Blood Diner - FilmFlausen.de
                          




Blood Diner


‘First they greet you, then they eat you.’


Originaltitel: Blood Diner (1987)
Regie: Jackie Kong Drehbuch: Michael Sonye
Darsteller: Rick Burks, Carl Crew, Roger Dauer FSK: 18


“Gesucht wird ein Mann mit einem Hackebeil,
der seine Genitalien mit sich herumträgt.“

Vor zwanzig Jahren stürmte ihr irrer Onkel Anwar nach einer Metzelei ins Wohnzimmer und gab Michael und George zwei Amulette, bevor er von der Polizei über den Haufen geschossen wurde. Heute versuchen die beiden, Jungs Onkel Anwar zu reanimieren, um mit seiner Hilfe die ägyptische Göttin Sheetar zu erwecken. Zu dem Zweck müssen Anwars Überreste erst einmal aus dessen Grab geborgen werden. Hirn und Augen reichen, die werden ins Einweck-Glas gepackt und schon steht Onkelchen den Boys mit Rat und … Rat zur Seite. Jetzt gilt es, Sheetar eine leibliche Hülle zu verschaffen. Da kommen natürlich nur die hübschesten Mädel der Stadt in Frage, die Michael und George in alter Tradition ihres Onkels abmurksen und deren ’überflüssige’ Überreste mal eben in die Burger gesteckt werden, die in ihrem Diner an die Kundschaft verkauft werden…

“Ich bin Horatio Titus, aber jeder nennt mich Mr. Vitamin C. Verstehst du?“
“Freut mich Mr. C.“
“Sie können mich ruhig Vitamin nennen.“

Paul Bunyan war unser Steuermann
Jetzt zeigt er, was er als Puppe kann

’Splattstick’, so lässt sich diese höchst absurde Hommage an Hershell Gordon Lewis’ Gore-Klassiker ’Blood Feast’ wohl am besten beschreiben.

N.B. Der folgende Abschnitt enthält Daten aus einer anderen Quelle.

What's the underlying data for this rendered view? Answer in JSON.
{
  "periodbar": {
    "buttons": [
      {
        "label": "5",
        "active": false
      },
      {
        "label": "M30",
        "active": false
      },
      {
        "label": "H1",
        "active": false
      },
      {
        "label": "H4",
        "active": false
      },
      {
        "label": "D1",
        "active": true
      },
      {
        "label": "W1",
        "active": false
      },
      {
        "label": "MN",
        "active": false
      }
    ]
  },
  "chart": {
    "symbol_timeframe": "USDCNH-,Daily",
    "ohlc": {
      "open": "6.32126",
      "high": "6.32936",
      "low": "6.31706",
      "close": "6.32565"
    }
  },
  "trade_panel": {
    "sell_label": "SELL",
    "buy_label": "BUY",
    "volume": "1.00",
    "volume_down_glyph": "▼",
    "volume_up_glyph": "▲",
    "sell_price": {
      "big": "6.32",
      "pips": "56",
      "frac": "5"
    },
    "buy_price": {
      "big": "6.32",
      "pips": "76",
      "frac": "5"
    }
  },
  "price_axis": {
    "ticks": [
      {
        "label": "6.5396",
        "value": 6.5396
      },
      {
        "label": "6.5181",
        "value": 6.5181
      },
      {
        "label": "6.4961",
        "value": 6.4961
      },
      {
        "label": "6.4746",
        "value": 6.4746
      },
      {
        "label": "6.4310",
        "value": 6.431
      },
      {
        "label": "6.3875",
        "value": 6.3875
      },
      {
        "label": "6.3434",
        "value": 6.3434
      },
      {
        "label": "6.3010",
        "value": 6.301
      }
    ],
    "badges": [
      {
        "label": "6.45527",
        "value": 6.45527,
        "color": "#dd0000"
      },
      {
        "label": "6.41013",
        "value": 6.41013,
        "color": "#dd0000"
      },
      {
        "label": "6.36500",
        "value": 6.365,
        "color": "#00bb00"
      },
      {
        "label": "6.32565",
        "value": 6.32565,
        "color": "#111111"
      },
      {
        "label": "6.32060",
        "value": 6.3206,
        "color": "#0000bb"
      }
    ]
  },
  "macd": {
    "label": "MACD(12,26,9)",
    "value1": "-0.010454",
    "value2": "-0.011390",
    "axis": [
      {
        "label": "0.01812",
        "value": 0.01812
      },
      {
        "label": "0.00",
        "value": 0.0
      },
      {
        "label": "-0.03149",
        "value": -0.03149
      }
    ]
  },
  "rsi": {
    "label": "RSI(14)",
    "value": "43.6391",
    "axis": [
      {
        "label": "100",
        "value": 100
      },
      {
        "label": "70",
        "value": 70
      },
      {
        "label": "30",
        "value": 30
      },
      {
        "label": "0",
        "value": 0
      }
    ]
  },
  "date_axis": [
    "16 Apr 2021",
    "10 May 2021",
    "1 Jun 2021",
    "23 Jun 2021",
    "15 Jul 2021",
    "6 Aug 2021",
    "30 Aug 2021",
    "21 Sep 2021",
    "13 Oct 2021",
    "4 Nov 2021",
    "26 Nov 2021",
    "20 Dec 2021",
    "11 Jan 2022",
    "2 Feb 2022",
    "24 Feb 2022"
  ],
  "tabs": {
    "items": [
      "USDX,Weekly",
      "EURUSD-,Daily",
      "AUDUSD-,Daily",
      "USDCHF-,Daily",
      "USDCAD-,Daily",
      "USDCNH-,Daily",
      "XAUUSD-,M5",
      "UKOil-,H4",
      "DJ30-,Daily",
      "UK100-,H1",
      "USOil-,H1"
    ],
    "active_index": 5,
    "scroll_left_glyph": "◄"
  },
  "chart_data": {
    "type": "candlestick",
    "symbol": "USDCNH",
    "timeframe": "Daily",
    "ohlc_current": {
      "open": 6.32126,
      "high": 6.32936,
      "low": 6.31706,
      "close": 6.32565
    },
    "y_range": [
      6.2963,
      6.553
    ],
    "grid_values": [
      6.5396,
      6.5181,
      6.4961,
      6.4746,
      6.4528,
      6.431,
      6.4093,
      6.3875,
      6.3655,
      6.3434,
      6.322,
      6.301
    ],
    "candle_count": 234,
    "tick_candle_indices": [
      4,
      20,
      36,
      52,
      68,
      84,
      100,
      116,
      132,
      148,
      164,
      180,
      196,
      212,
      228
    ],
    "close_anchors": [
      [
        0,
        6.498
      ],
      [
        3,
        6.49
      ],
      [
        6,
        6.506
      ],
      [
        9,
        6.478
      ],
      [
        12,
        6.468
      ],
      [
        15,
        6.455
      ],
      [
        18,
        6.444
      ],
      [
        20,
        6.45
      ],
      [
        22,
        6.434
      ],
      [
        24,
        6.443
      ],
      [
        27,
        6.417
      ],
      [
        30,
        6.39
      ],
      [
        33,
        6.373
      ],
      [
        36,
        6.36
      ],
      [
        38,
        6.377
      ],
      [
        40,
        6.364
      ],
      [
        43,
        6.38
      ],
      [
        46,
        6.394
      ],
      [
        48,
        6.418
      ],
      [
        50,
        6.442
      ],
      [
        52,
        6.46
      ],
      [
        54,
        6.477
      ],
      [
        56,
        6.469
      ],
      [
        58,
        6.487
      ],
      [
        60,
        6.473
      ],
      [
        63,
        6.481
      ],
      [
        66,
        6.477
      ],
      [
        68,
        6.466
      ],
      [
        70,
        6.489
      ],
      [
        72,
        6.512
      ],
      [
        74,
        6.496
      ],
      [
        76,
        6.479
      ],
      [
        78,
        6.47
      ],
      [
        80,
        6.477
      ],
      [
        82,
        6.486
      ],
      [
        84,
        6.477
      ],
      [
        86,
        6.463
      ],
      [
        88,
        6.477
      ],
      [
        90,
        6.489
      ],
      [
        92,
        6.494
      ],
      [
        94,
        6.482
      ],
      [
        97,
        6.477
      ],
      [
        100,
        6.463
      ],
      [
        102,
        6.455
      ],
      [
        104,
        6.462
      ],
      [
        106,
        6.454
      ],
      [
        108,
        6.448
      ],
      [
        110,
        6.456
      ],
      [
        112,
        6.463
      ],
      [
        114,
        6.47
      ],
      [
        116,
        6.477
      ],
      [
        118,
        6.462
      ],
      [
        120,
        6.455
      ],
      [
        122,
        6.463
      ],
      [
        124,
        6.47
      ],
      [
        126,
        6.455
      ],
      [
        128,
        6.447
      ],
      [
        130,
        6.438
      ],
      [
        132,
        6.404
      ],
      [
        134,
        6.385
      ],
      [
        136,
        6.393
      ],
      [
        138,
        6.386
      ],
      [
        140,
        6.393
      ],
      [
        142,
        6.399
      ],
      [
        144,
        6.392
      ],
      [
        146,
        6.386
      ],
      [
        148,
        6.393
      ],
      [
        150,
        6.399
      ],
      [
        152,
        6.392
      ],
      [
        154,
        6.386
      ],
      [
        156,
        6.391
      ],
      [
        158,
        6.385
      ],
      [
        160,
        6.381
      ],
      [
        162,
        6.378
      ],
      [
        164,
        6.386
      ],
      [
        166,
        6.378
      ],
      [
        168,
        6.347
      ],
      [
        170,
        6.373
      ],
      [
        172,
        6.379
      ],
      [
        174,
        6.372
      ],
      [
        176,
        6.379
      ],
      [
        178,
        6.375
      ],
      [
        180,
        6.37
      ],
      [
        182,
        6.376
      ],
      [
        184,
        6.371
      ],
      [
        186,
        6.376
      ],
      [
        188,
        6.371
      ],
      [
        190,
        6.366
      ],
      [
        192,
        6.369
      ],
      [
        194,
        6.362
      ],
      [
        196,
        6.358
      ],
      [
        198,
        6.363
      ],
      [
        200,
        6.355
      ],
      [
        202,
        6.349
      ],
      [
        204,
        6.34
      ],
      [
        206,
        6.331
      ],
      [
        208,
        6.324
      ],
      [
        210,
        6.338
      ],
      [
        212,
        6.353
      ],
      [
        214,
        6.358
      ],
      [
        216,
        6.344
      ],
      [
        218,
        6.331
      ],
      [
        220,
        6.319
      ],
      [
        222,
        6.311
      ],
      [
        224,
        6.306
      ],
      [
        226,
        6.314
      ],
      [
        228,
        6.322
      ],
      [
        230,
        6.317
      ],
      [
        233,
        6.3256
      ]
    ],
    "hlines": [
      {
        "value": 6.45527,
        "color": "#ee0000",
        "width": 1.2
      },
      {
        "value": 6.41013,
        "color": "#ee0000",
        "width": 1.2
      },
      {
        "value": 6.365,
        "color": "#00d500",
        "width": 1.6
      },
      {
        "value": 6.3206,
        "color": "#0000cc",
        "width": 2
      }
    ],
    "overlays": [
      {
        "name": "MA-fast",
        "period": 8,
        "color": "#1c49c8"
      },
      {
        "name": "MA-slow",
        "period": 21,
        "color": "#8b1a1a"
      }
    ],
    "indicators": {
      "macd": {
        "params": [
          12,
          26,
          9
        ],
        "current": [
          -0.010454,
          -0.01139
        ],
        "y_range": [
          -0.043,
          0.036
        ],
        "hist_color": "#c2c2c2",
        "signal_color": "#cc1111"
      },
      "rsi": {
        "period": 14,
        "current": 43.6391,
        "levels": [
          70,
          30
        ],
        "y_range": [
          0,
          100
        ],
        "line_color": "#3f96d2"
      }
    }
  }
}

Ein schimpfendes Hirn im Glas, krispe Köpfe aus der Friteuse, eine Bauchredner-Fleischpuppe, Musik aus der 50s-Jukebox, Nude Aerobic & Nazi-Wrestler, Kultisten & Hair-Crimes, Sex, Guts & Rock’n’Roll; das alles findet man in ’Blood Diner’. Alles kein bisschen gruselig und auch kaum eklig, vor allem aber furchtbar albern.
Als tumbe Slasher-Kannibalen-Brüder schnetzeln sich zwei gänzlich unbekannte Darsteller dummsprüchig durch das Geschehen. Dass die Story so dünn ist, wie eine Scheibe Wurst und auch noch durch den typischen ’Die Bullen sind uns auf der Spur’-Subplot gestreckt wird, schadet immer nur dann, wenn dem Film gerade seine Witzchen, Ferkeleien und Gekröse ausgehen. Als Höhepunkte sind die spaßigen Effekte und das knallige Finale zu verzeichnen.

Gehn wie ein... nee, geht gar nicht!

Fazit: Spoof-Slapstick & brallige 80er-Synchro treffen auf Blutsuppen-Eintopf. Wer auf deftige Horror-Komödien steht und eher auf den Komödien-Teil Wert legt, ist hier wahrscheinlich genau richtig.